## Classification with Scitkit-learn

Classification involves using labeled (known) training examples to make an accurate prediction for new unseen input examples. In this lab we will use the classification functionality provided by the Scitkit-learn Python package.

The *k-Nearest Neighbour (KNN) classifier* is a simple but effective "lazy"classifier. Given a new input example, it finds the most similar previous examples for which a decision has already been made (i.e. their nearest neighbours from the training set). Based on the majority vote among the K neighbours, a prediction will be made for the input.

#### Example 1: KNN Classifier

The scikit-learn package includes a number of datasets, which are useful for getting a handle on a given machine learning algorithm before using it in your own work. We will load the version of the Iris dataset which is provided by scikit-learn:

In [None]:
from sklearn.datasets import load_iris
iris = load_iris()

This dataset has four different descriptive features:

In [None]:
print(iris.feature_names)

Each example in the dataset has a class label or a "target" from three possible classes:

In [None]:
print(iris.target_names)

Build a nearest neighbour classifier using $k=1$ nearest neighbour. In this case we will use the full dataset and all of the target labels for those examples:

In [None]:
from sklearn.neighbors import KNeighborsClassifier
knn = KNeighborsClassifier(n_neighbors=1)
knn.fit(iris.data, iris.target)

We can test it out by making a prediction for a new input example described by 4 feature values:

In [None]:
import numpy as np
xinput = np.array([[3.0, 5.0, 4.1, 2.0]])
# make the prediction, the output is the number of the class
pred_class_number = knn.predict(xinput)
# to get the name of the class
print( iris.target_names[pred_class_number] )

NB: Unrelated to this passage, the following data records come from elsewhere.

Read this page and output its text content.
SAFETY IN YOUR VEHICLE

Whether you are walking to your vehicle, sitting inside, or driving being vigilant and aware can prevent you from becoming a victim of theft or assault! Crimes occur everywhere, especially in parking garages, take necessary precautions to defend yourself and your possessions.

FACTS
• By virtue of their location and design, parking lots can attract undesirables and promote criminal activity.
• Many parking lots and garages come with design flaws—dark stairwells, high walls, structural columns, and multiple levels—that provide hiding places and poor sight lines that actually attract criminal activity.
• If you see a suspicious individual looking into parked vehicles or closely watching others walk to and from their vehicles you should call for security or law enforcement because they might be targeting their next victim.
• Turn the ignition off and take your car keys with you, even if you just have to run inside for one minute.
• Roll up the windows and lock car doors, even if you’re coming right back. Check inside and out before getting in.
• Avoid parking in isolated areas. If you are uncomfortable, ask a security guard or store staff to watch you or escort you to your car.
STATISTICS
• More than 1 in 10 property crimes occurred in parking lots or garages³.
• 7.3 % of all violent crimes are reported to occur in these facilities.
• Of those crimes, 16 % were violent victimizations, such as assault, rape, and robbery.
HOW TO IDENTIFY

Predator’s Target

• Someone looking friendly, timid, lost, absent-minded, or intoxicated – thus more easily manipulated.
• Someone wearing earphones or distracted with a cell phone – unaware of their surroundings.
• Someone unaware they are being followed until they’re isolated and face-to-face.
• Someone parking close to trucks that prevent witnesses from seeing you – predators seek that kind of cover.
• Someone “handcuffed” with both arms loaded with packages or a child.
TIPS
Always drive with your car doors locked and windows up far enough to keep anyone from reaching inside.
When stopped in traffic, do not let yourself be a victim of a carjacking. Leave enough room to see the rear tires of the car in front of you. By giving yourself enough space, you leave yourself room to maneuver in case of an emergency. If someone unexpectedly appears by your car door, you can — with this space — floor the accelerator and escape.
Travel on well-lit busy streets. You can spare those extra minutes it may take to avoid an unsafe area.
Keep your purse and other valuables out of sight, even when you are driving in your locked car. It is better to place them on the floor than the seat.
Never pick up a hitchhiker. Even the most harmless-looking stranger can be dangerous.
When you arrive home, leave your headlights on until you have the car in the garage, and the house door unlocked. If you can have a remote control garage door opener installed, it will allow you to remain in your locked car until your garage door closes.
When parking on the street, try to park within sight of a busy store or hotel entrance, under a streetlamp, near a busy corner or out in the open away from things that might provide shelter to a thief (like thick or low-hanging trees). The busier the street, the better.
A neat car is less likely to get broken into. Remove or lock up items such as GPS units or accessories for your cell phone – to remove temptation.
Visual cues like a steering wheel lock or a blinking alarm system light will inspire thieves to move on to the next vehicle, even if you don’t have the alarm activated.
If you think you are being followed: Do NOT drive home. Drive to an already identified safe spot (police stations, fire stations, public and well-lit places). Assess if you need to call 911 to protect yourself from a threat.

We can also predict for multiple input examples at once:

In [None]:
xinput = np.array([[3, 5, 4, 2], [3, 5, 2, 2]])
pred_class_numbers = knn.predict(xinput)
print( iris.target_names[pred_class_numbers] )

#### Example 2: KNN Classifier

Next, we will load a CSV copy of the Pima Indian diabetes dataset from the UCI Machine Learning Repository, where the target is to make a prediction of 1 (tested positive for diabetes) or 0 (tested negative for diabetes). 

In [None]:
# load the CSV file as a numpy matrix
raw_dataset = np.loadtxt("diabetes.csv", delimiter=",")
# the dataset 
print(raw_dataset.shape)
raw_dataset[0,:]

The CSV format of the dataset contains data for 768 rows (patients), each with 9 columns. These are 8 descriptive numeric features, and the binary target value. We will separate out the descriptive columns from the target column (i.e. the class labels). 

In [None]:
dataset = raw_dataset[:,0:7]
target = raw_dataset[:,8]

Now, we will randomly split the complete dataset into a training test (used to build the model) and an unseen test set (used to try out and evaluate the model). Scikit-learn provides functionality to do this. We will specify that 20% (0.2) of the data will be used for the test set.

In [None]:
from sklearn.model_selection import train_test_split
dataset_train, dataset_test, target_train, target_test = train_test_split(dataset, target, test_size=0.2)

In [None]:
print("Training set size is %d" % dataset_train.shape[0] )
print("Test set size is %d" % dataset_test.shape[0] )

Next, we will fit a k-nearest neighbor model to the data using $k=3$ nearest neighbours:

In [None]:
model = KNeighborsClassifier(n_neighbors=3)
model.fit(dataset_train, target_train)
print(model)

Make predictions for the test set, based on the model that we just built:

In [None]:
predicted = model.predict(dataset_test)
predicted

In [None]:
num_pos = (predicted == 1).sum()
num_neg = (predicted == 0).sum()
print( "Number of patients predicted positive for diabetes: %d" % num_pos )
print( "Number of patients predicted negative for diabetes: %d" % num_neg )

We can compare our predictions to the "correct answer" based on the labels for the test data:

In [None]:
print("Predictions\n", predicted)
print("Correct labels\n", target_test)

We can quantitatively check how accurate these predictions are, by measuring *accuracy*, which will return a value between 0.0 (predictions are completely wrong) and 1.0 (predictions are 100% accurate):

In [None]:
from sklearn.metrics import accuracy_score
accuracy_score(target_test, predicted)

In the next lab we will look at evaluation measures for classification in more detail.